Its lending services included products such as GoPay Later and GoPay Pinjam, with GoTo reporting that consumer loans outstanding principal from these lending products reached approximately Rp7.6 trillion in 2025.

GoPay also expanded into digital investment services through collaboration with investment platform Pluang and later into insurance-related products.

=== Ecosystem integration ===

GoPay provides payment services across the GoTo ecosystem, including mobility, food delivery, and e-commerce services such as Tokopedia.

GoTo also used loyalty and rewards mechanisms, including points-based programs, across its services.

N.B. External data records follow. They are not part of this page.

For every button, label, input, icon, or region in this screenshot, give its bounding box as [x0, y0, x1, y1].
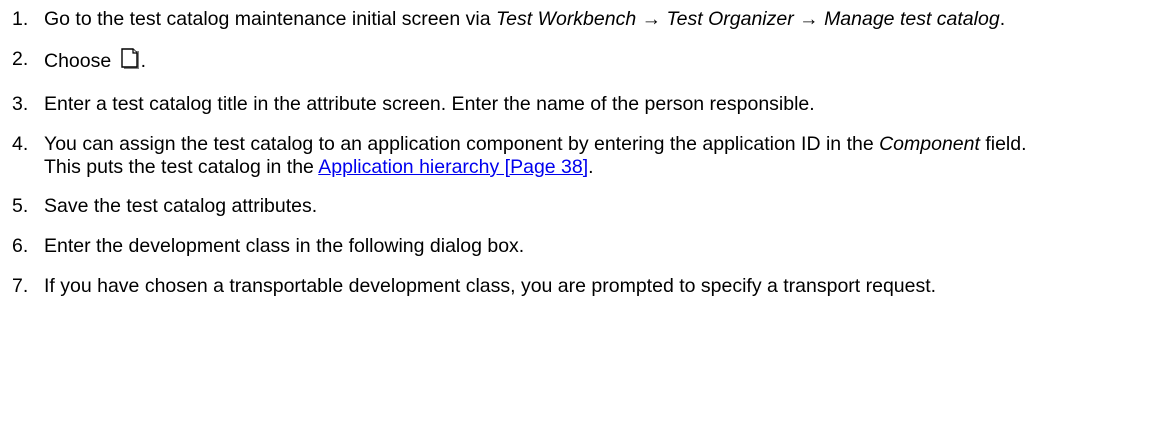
step-text: Enter a test catalog title in the attrib… [44, 93, 815, 115]
step-number: 6. [12, 235, 29, 257]
step-text: You can assign the test catalog to an ap… [44, 133, 1142, 179]
menu-path-manage-test-catalog: Manage test catalog [824, 8, 1000, 30]
component-field-name: Component [879, 133, 980, 155]
step-text: Enter the development class in the follo… [44, 235, 525, 257]
application-hierarchy-link[interactable]: Application hierarchy [Page 38] [318, 156, 588, 178]
step-text-part: . [588, 156, 594, 178]
menu-arrow: → [636, 8, 667, 30]
step-7: 7. If you have chosen a transportable de… [12, 275, 1142, 298]
step-number: 2. [12, 48, 29, 70]
step-text-part: You can assign the test catalog to an ap… [44, 133, 880, 155]
step-number: 5. [12, 195, 29, 217]
step-number: 7. [12, 275, 29, 297]
menu-path-test-workbench: Test Workbench [496, 8, 637, 30]
step-number: 1. [12, 8, 29, 30]
step-text: Go to the test catalog maintenance initi… [44, 8, 1142, 31]
step-3: 3. Enter a test catalog title in the att… [12, 93, 1142, 116]
step-4: 4. You can assign the test catalog to an… [12, 133, 1142, 179]
step-text-part: Choose [44, 50, 117, 72]
step-number: 4. [12, 133, 29, 155]
step-number: 3. [12, 93, 29, 115]
step-text: Save the test catalog attributes. [44, 195, 318, 217]
step-text-part: Go to the test catalog maintenance initi… [44, 8, 497, 30]
step-5: 5. Save the test catalog attributes. [12, 195, 1142, 218]
menu-path-test-organizer: Test Organizer [666, 8, 794, 30]
step-2: 2. Choose . [12, 48, 1142, 76]
step-text-part: . [140, 50, 147, 72]
menu-arrow: → [793, 8, 825, 30]
new-document-icon [120, 48, 141, 76]
step-text-part: . [999, 8, 1006, 30]
procedure-steps: 1. Go to the test catalog maintenance in… [12, 8, 1142, 315]
step-1: 1. Go to the test catalog maintenance in… [12, 8, 1142, 31]
step-text: If you have chosen a transportable devel… [44, 275, 937, 297]
step-text-part: This puts the test catalog in the [44, 156, 319, 178]
step-text-part: field. [979, 133, 1027, 155]
step-6: 6. Enter the development class in the fo… [12, 235, 1142, 258]
step-text: Choose . [44, 48, 1142, 76]
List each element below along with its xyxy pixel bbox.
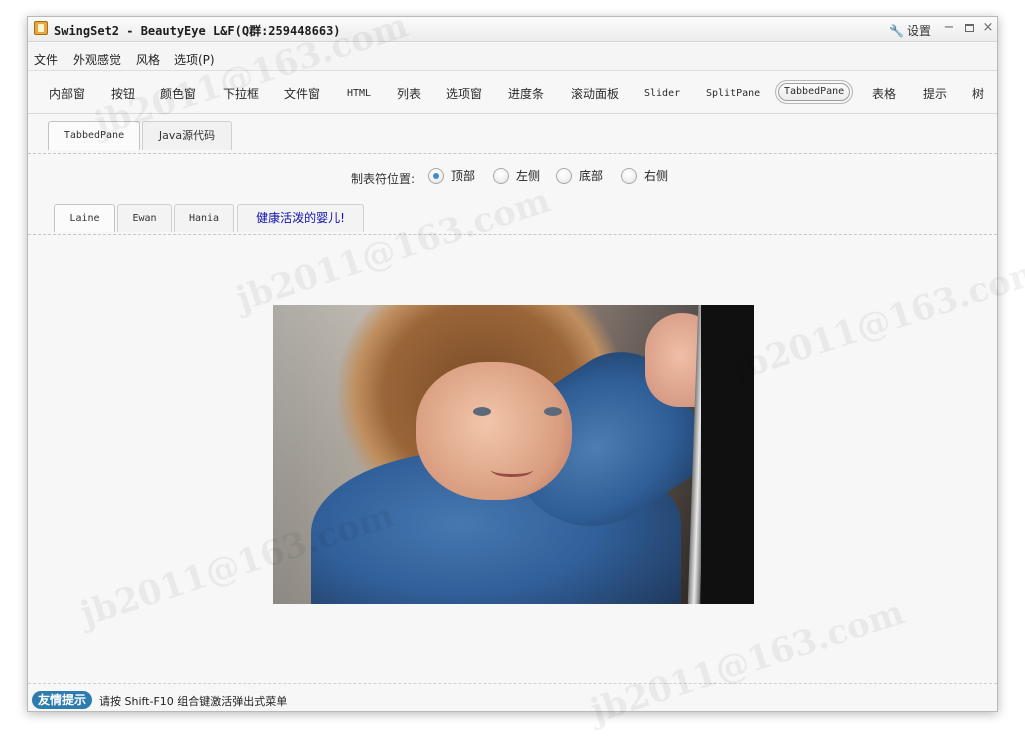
demo-tab-strip: TabbedPane Java源代码	[28, 116, 997, 154]
menu-style[interactable]: 风格	[136, 51, 160, 68]
toolbar-color-chooser[interactable]: 颜色窗	[160, 85, 196, 103]
toolbar-button[interactable]: 按钮	[111, 85, 135, 103]
toolbar-internal-frame[interactable]: 内部窗	[49, 85, 85, 103]
radio-unselected-icon	[556, 167, 572, 184]
settings-label: 设置	[906, 24, 931, 38]
tab-placement-label: 制表符位置:	[351, 172, 416, 186]
menu-bar: 文件 外观感觉 风格 选项(P)	[28, 43, 997, 71]
person-tab-strip: Laine Ewan Hania 健康活泼的婴儿!	[28, 200, 997, 235]
photo-left-eye	[473, 407, 491, 416]
minimize-icon[interactable]: −	[942, 21, 956, 35]
toolbar-slider[interactable]: Slider	[644, 85, 680, 103]
tab-tabbed-pane-demo[interactable]: TabbedPane	[48, 121, 140, 150]
placement-top-radio[interactable]: 顶部	[428, 167, 475, 184]
menu-options[interactable]: 选项(P)	[174, 51, 215, 68]
placement-bottom-label: 底部	[579, 169, 604, 183]
demo-toolbar: 内部窗 按钮 颜色窗 下拉框 文件窗 HTML 列表 选项窗 进度条 滚动面板 …	[28, 72, 997, 114]
title-bar: SwingSet2 - BeautyEye L&F(Q群:259448663) …	[28, 17, 997, 42]
tab-laine[interactable]: Laine	[54, 204, 115, 232]
toolbar-list[interactable]: 列表	[397, 85, 421, 103]
window-title: SwingSet2 - BeautyEye L&F(Q群:259448663)	[54, 24, 341, 38]
placement-left-radio[interactable]: 左侧	[493, 167, 540, 184]
toolbar-progress-bar[interactable]: 进度条	[508, 85, 544, 103]
wrench-icon: 🔧	[889, 23, 904, 38]
toolbar-scroll-pane[interactable]: 滚动面板	[571, 85, 619, 103]
menu-file[interactable]: 文件	[34, 51, 58, 68]
toolbar-table[interactable]: 表格	[872, 85, 896, 103]
tab-placement-options: 制表符位置: 顶部 左侧 底部 右侧	[28, 166, 997, 188]
child-photo	[273, 305, 754, 604]
maximize-icon[interactable]	[962, 21, 976, 35]
placement-right-label: 右侧	[644, 169, 669, 183]
toolbar-tabbed-pane[interactable]: TabbedPane	[775, 80, 854, 104]
placement-top-label: 顶部	[451, 169, 476, 183]
status-badge: 友情提示	[32, 691, 93, 709]
radio-selected-icon	[428, 167, 444, 184]
radio-unselected-icon	[621, 167, 637, 184]
tab-hania[interactable]: Hania	[174, 204, 234, 232]
status-message: 请按 Shift-F10 组合键激活弹出式菜单	[99, 695, 288, 708]
toolbar-file-chooser[interactable]: 文件窗	[284, 85, 320, 103]
toolbar-option-pane[interactable]: 选项窗	[446, 85, 482, 103]
tab-healthy-baby[interactable]: 健康活泼的婴儿!	[237, 204, 364, 232]
placement-bottom-radio[interactable]: 底部	[556, 167, 603, 184]
swingset-window: SwingSet2 - BeautyEye L&F(Q群:259448663) …	[27, 16, 998, 712]
placement-right-radio[interactable]: 右侧	[621, 167, 668, 184]
toolbar-html[interactable]: HTML	[347, 85, 371, 103]
close-icon[interactable]: ×	[981, 21, 995, 35]
toolbar-split-pane[interactable]: SplitPane	[706, 85, 760, 103]
menu-look-and-feel[interactable]: 外观感觉	[73, 51, 121, 68]
photo-dark-door	[701, 305, 754, 604]
toolbar-combo-box[interactable]: 下拉框	[223, 85, 259, 103]
tab-ewan[interactable]: Ewan	[117, 204, 172, 232]
application-icon	[34, 21, 48, 35]
photo-smile	[491, 463, 533, 477]
toolbar-tooltip[interactable]: 提示	[923, 85, 947, 103]
radio-unselected-icon	[493, 167, 509, 184]
photo-right-eye	[544, 407, 562, 416]
tab-java-source[interactable]: Java源代码	[142, 121, 232, 150]
toolbar-tree[interactable]: 树	[972, 85, 984, 103]
photo-face	[416, 362, 572, 500]
status-bar: 友情提示 请按 Shift-F10 组合键激活弹出式菜单	[28, 683, 997, 711]
settings-button[interactable]: 🔧 设置	[889, 22, 931, 39]
placement-left-label: 左侧	[516, 169, 541, 183]
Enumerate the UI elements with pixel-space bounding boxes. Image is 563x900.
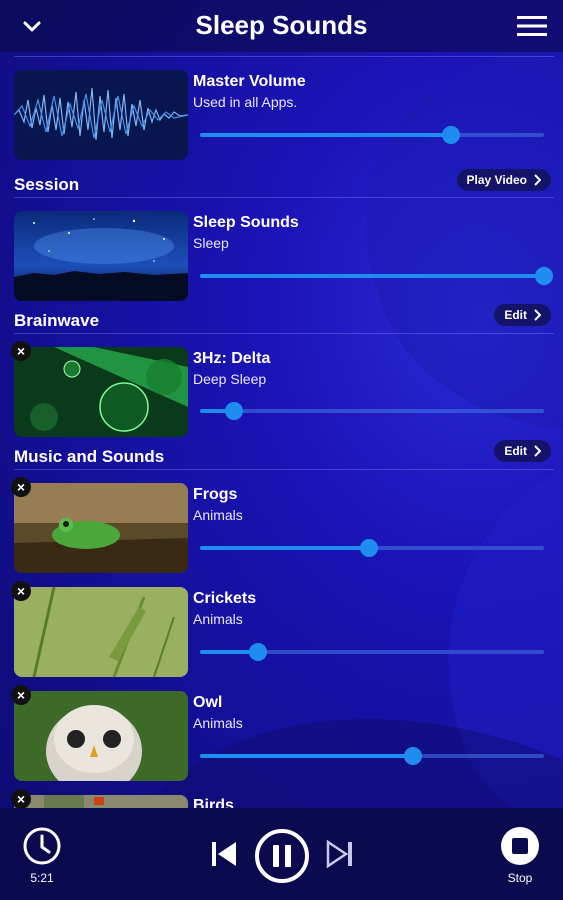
owl-volume-slider[interactable] bbox=[200, 746, 544, 766]
track-name: Owl bbox=[193, 694, 223, 711]
crickets-volume-slider[interactable] bbox=[200, 642, 544, 662]
skip-next-icon[interactable] bbox=[324, 838, 356, 870]
cricket-thumbnail bbox=[14, 587, 188, 677]
section-title-session: Session bbox=[14, 175, 80, 194]
pause-button[interactable] bbox=[254, 828, 310, 884]
page-title: Sleep Sounds bbox=[195, 10, 368, 40]
play-video-label: Play Video bbox=[466, 173, 527, 187]
track-subtitle: Used in all Apps. bbox=[193, 94, 298, 110]
frog-thumbnail bbox=[14, 483, 188, 573]
chevron-right-icon bbox=[534, 445, 541, 457]
stop-button[interactable] bbox=[500, 826, 540, 866]
divider bbox=[14, 56, 554, 57]
track-subtitle: Animals bbox=[193, 611, 243, 627]
edit-label: Edit bbox=[504, 444, 527, 458]
session-volume-slider[interactable] bbox=[200, 266, 553, 286]
remove-track-button[interactable]: × bbox=[11, 685, 31, 705]
top-bar: Sleep Sounds bbox=[0, 0, 563, 52]
green-bubbles-thumbnail bbox=[14, 347, 188, 437]
section-title-brainwave: Brainwave bbox=[14, 311, 100, 330]
track-subtitle: Deep Sleep bbox=[193, 371, 267, 387]
track-name: Frogs bbox=[193, 486, 238, 503]
owl-thumbnail bbox=[14, 691, 188, 781]
timer-label: 5:21 bbox=[30, 871, 54, 885]
slider-knob[interactable] bbox=[359, 539, 378, 557]
track-name: Crickets bbox=[193, 590, 257, 607]
stop-label: Stop bbox=[507, 871, 533, 885]
divider bbox=[14, 333, 554, 334]
track-name: 3Hz: Delta bbox=[193, 350, 271, 367]
slider-knob[interactable] bbox=[404, 747, 423, 765]
slider-knob[interactable] bbox=[535, 267, 553, 285]
remove-track-button[interactable]: × bbox=[11, 477, 31, 497]
track-subtitle: Animals bbox=[193, 715, 243, 731]
remove-track-button[interactable]: × bbox=[11, 581, 31, 601]
track-subtitle: Sleep bbox=[193, 235, 229, 251]
chevron-right-icon bbox=[534, 309, 541, 321]
track-name: Sleep Sounds bbox=[193, 214, 299, 231]
divider bbox=[14, 197, 554, 198]
brainwave-edit-button[interactable]: Edit bbox=[494, 304, 551, 326]
remove-track-button[interactable]: × bbox=[11, 341, 31, 361]
divider bbox=[14, 469, 554, 470]
night-sky-thumbnail bbox=[14, 211, 188, 301]
master-volume-slider[interactable] bbox=[200, 125, 544, 145]
edit-label: Edit bbox=[504, 308, 527, 322]
music-edit-button[interactable]: Edit bbox=[494, 440, 551, 462]
skip-previous-icon[interactable] bbox=[208, 838, 240, 870]
track-name: Master Volume bbox=[193, 73, 306, 90]
remove-track-button[interactable]: × bbox=[11, 789, 31, 809]
waveform-thumbnail bbox=[14, 70, 188, 160]
play-video-button[interactable]: Play Video bbox=[456, 169, 551, 191]
player-bar: 5:21 Stop bbox=[0, 808, 563, 900]
section-title-music: Music and Sounds bbox=[14, 447, 165, 466]
frogs-volume-slider[interactable] bbox=[200, 538, 544, 558]
slider-knob[interactable] bbox=[249, 643, 268, 661]
track-subtitle: Animals bbox=[193, 507, 243, 523]
chevron-right-icon bbox=[534, 174, 541, 186]
birds-thumbnail bbox=[14, 795, 188, 808]
slider-knob[interactable] bbox=[442, 126, 461, 144]
hamburger-menu-icon[interactable] bbox=[517, 14, 547, 38]
slider-knob[interactable] bbox=[225, 402, 244, 420]
brainwave-volume-slider[interactable] bbox=[200, 401, 544, 421]
timer-clock-icon[interactable] bbox=[22, 826, 62, 866]
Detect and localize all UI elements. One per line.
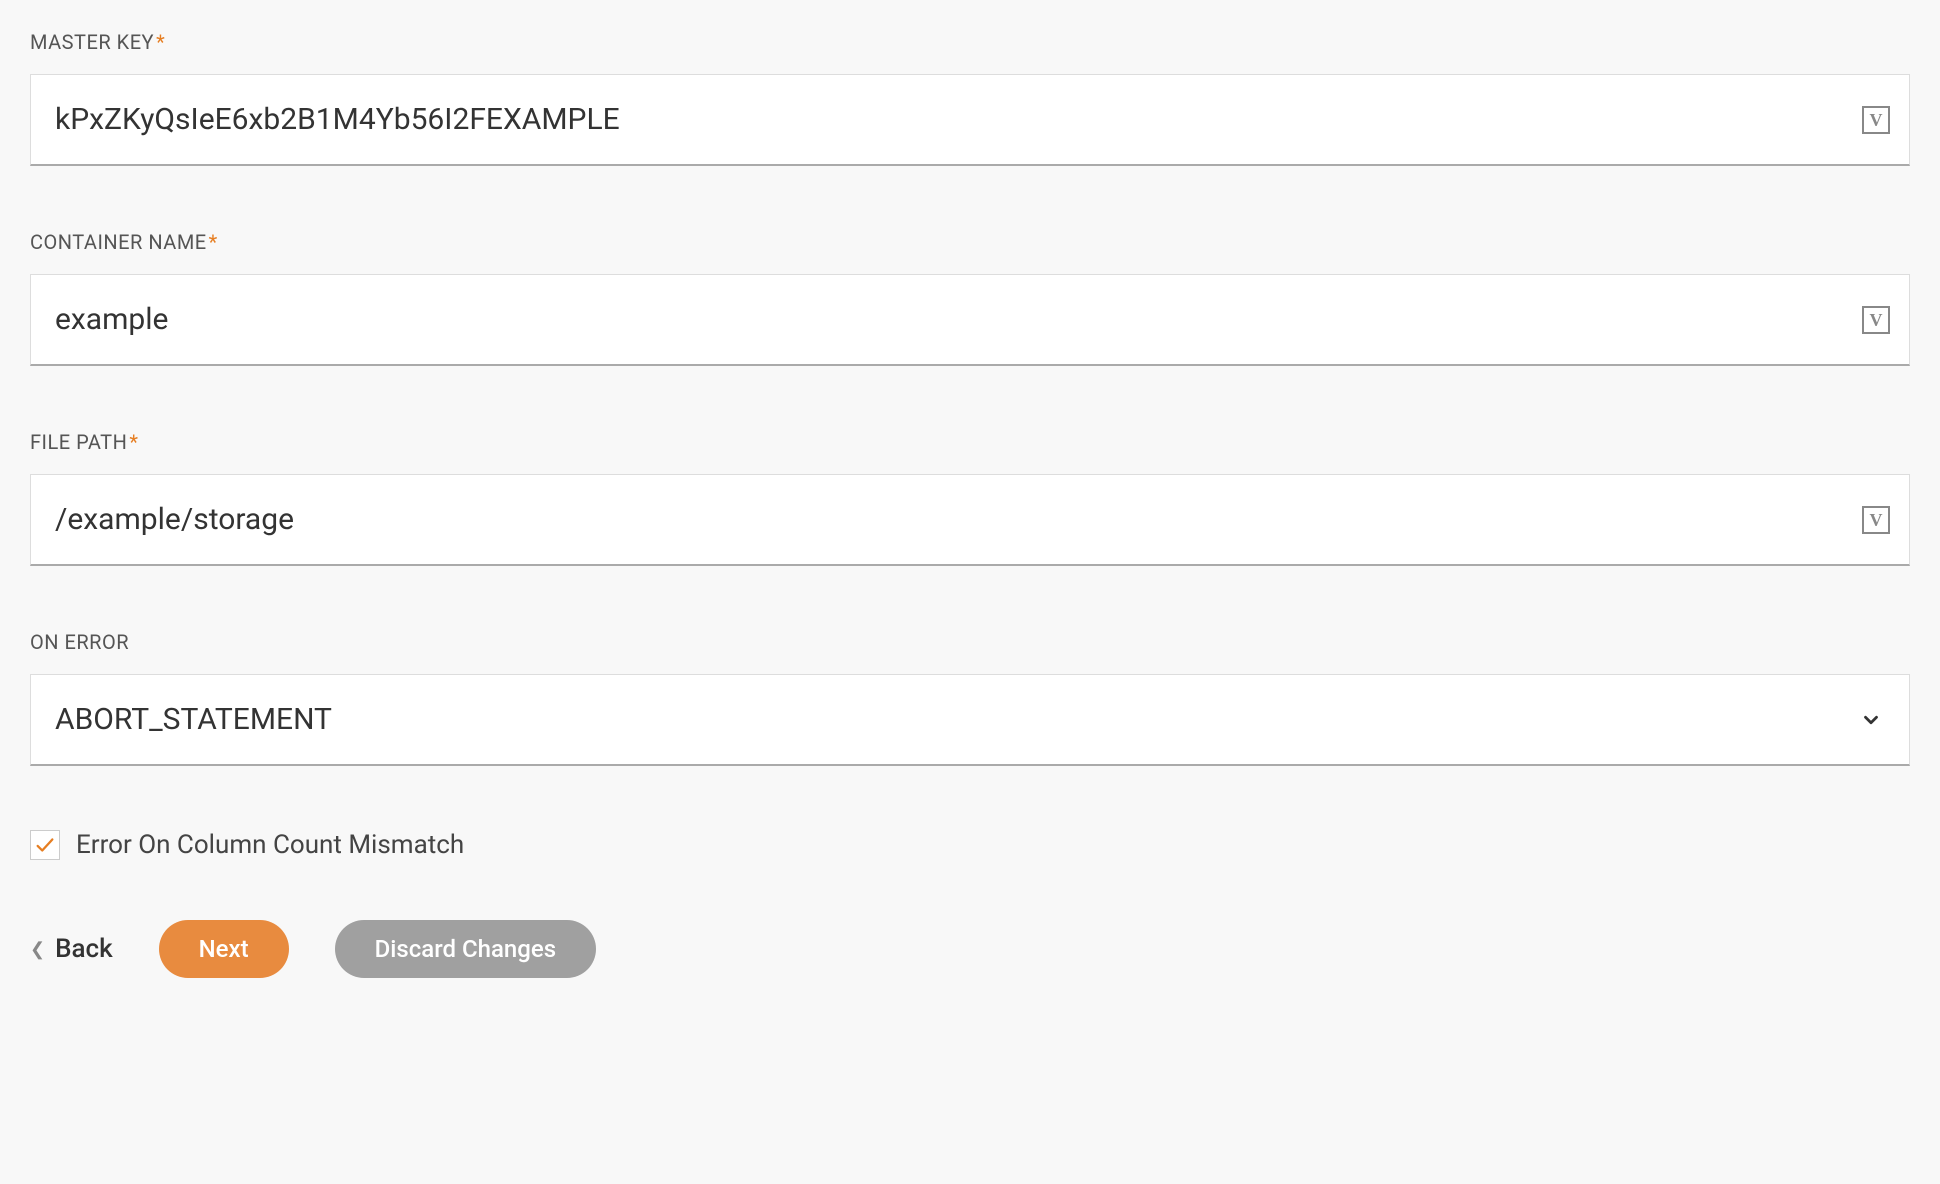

GoPay's integration of payments and financial services was part of a broader trend among Southeast Asian super apps, which commonly combined multiple transactional functions, including payments and financial services.

=== Merchant services ===

GoPay’s development has also been supported by investments in merchant infrastructure. In 2020, Gojek acquired point-of-sale platform Moka for approximately $130 million, to expand its payment ecosystem for small and medium-sized businesses. The acquisition combined Moka's point-of-sale services with Gojek's payment and other merchant services.

== Market position ==

GoPay operates in Indonesia and competes with other payment services associated with ride-hailing and e-commerce platforms, including Grab, OVO, DANA, and ShopeePay.

A 2020 survey reported GoPay as the most-used mobile wallet among respondents in Indonesia.

== Industry landscape ==

According to the e-Conomy Southeast Asia 2024 report by Google, Temasek, and Bain & Company, Southeast Asia's digital economy generated more than $260 billion in gross merchandise value in 2024, with Indonesia accounting for approximately $90 billion.